In the exemplar above, our stratagem revolves around thwarting the deep duplication process from generating a novel “miscellaneous” list. As a result, we achieve a heterogeneous deep copy scenario, wherein “alpha” and “beta” emerge as pristine entities, while the “miscellaneous” entity retains its original identity. In the event of executing the code snippet below:
my_category = MyCategory([1, 2], [3, 4])
my_new_category = copy.deepcopy(my_category)
print(id(my_category))
print(id(my_new_category))
my_category.alpha[0] = 0
my_category.beta[0] = 0
my_category.miscellaneous[0] = 0
print(my_new_category.alpha)
print(my_new_category.beta)
print(my_new_category.miscellaneous)
Python
The ensuing output manifests as follows:
139952436046312
139952436046200
[1, 2]
[3, 4]
[0, 2, 3]
Evidently, it becomes apparent that .alpha and .beta remain unaltered, while .miscellaneous dutifully mirrors the modifications wrought upon the original class.
Conclusion
Making copies of objects in Python is far from a simple operation. Even though the mechanism seems straightforward, the semantics of copying in Python can become complex, especially when dealing with mutable data types. A deep understanding of shallow versus deep copying is necessary to correctly navigate Python’s memory management, prevent unexpected behavior, and optimize code efficiency.

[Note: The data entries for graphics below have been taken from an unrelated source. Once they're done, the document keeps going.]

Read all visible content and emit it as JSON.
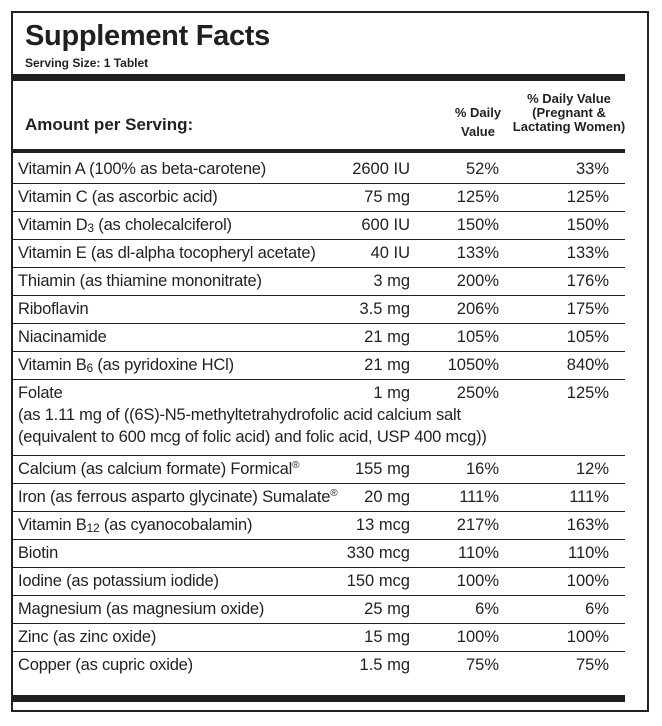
{
  "label": {
    "title": "Supplement Facts",
    "serving_size": "Serving Size: 1 Tablet",
    "amount_header": "Amount per Serving:",
    "dv_header_lines": [
      "% Daily",
      "Value"
    ],
    "dv_pregnant_header_lines": [
      "% Daily Value",
      "(Pregnant &",
      "Lactating Women)"
    ]
  },
  "nutrients": [
    {
      "name": "Vitamin A (100% as beta-carotene)",
      "amount": "2600 IU",
      "dv": "52%",
      "dv_pregnant": "33%"
    },
    {
      "name_pre": "Vitamin C (as ascorbic acid)",
      "amount": "75 mg",
      "dv": "125%",
      "dv_pregnant": "125%"
    },
    {
      "name_pre": "Vitamin D",
      "name_sub": "3",
      "name_post": " (as cholecalciferol)",
      "amount": "600 IU",
      "dv": "150%",
      "dv_pregnant": "150%"
    },
    {
      "name_pre": "Vitamin E (as dl-alpha tocopheryl acetate)",
      "amount": "40 IU",
      "dv": "133%",
      "dv_pregnant": "133%"
    },
    {
      "name_pre": "Thiamin (as thiamine mononitrate)",
      "amount": "3 mg",
      "dv": "200%",
      "dv_pregnant": "176%"
    },
    {
      "name_pre": "Riboflavin",
      "amount": "3.5 mg",
      "dv": "206%",
      "dv_pregnant": "175%"
    },
    {
      "name_pre": "Niacinamide",
      "amount": "21 mg",
      "dv": "105%",
      "dv_pregnant": "105%"
    },
    {
      "name_pre": "Vitamin B",
      "name_sub": "6",
      "name_post": " (as pyridoxine HCl)",
      "amount": "21 mg",
      "dv": "1050%",
      "dv_pregnant": "840%"
    },
    {
      "name_pre": "Folate",
      "amount": "1 mg",
      "dv": "250%",
      "dv_pregnant": "125%",
      "extra_lines": [
        "(as 1.11 mg of ((6S)-N5-methyltetrahydrofolic acid calcium salt",
        "(equivalent to 600 mcg of folic acid) and folic acid, USP 400 mcg))"
      ]
    },
    {
      "name_pre": "Calcium (as calcium formate) Formical",
      "name_sup": "®",
      "amount": "155 mg",
      "dv": "16%",
      "dv_pregnant": "12%"
    },
    {
      "name_pre": "Iron (as ferrous asparto glycinate) Sumalate",
      "name_sup": "®",
      "amount": "20 mg",
      "dv": "111%",
      "dv_pregnant": "111%"
    },
    {
      "name_pre": "Vitamin B",
      "name_sub": "12",
      "name_post": " (as cyanocobalamin)",
      "amount": "13 mcg",
      "dv": "217%",
      "dv_pregnant": "163%"
    },
    {
      "name_pre": "Biotin",
      "amount": "330 mcg",
      "dv": "110%",
      "dv_pregnant": "110%"
    },
    {
      "name_pre": "Iodine (as potassium iodide)",
      "amount": "150 mcg",
      "dv": "100%",
      "dv_pregnant": "100%"
    },
    {
      "name_pre": "Magnesium (as magnesium oxide)",
      "amount": "25 mg",
      "dv": "6%",
      "dv_pregnant": "6%"
    },
    {
      "name_pre": "Zinc (as zinc oxide)",
      "amount": "15 mg",
      "dv": "100%",
      "dv_pregnant": "100%"
    },
    {
      "name_pre": "Copper (as cupric oxide)",
      "amount": "1.5 mg",
      "dv": "75%",
      "dv_pregnant": "75%"
    }
  ]
}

Customizing the behavior of shallow and deep copying methods further extends the power Python hands to programmers, allowing for fine-tuned control over every aspect of data handling. With this knowledge, Python developers can write more sophisticated, efficient, and reliable code. The power of Python’s object copying, especially the customizable behavior, paints a vivid picture of why Python continues to be a favorite among programmers.